Dalam laporannya, peneliti juga menjelaskan bahwa mikroorganisme akan semakin sedikit ditemukan di tanah gambut dengan kedalaman tertentu. Minimnya mikroorganisme ini membuat karbon sulit dipecah. Kondisi inilah yang juga membuat karbon di ekosistem mangrove dapat terus dijaga hingga ribuan tahun.
Ekosistem lain
Ekosistem mangrove di wilayah lainnya juga diperkirakan memiliki potensi serupa untuk menjaga karbon dalam jangka waktu yang lama. Saat ini, para peneliti tengah mencari lokasi penelitian lain, seperti di Hawai dan Florida di AS serta Semenanjung Yucatan di Meksiko.
Selain mangrove, peneliti juga mencatat terdapat ekosistem lain di Bumi yang memiliki kemampuan menjaga karbon dalam jangka waktu yang lama. Salah satu ekosistem tersebut adalah permafrost Arktik atau Antartika yang diselimuti lautan es. Oleh karena itu, mencairnya es di Antartika diyakini akan turut melepaskan karbon ke atmosfer.
”Tempat-tempat ini melindungi karbon yang telah ada selama ribuan tahun. Merusak ekosistem ini akan membuat kenaikan emisi karbon sulit diatasi dalam waktu dekat,” kata Matthew Costa, ahli ekologi pesisir UC San Diego dan penulis pertama laporan ini.

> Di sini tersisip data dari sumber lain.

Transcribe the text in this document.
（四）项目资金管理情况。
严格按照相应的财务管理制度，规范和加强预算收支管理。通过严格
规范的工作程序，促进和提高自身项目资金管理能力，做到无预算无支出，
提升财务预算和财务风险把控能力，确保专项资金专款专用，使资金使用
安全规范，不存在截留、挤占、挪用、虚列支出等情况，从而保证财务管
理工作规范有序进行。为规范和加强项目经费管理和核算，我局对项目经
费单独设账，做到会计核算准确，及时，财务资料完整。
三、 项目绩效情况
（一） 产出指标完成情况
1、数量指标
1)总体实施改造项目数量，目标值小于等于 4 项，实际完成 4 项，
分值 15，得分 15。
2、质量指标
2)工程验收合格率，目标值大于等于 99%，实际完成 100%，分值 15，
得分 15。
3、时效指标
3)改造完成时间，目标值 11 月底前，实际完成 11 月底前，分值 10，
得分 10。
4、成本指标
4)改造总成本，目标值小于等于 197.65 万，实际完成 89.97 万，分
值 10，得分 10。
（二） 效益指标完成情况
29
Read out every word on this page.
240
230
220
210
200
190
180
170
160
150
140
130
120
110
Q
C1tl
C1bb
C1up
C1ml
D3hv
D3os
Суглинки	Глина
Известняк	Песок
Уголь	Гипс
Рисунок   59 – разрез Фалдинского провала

Berkaca dari hasil studi ini, Costa menegaskan bahwa mangrove berperan penting dalam mitigasi perubahan iklim. Ia juga meyakini, salah satu cara mencegah kenaikan suhu Bumi dan mengatasi krisis iklim ialah dengan menjaga ekosistem mangrove.
”Ekosistem mangrove dapat mempertahankan karbon yang telah diserap dari atmosfer, bahkan secara permanen jika kita menjaga dan melestarikannya,” katanya.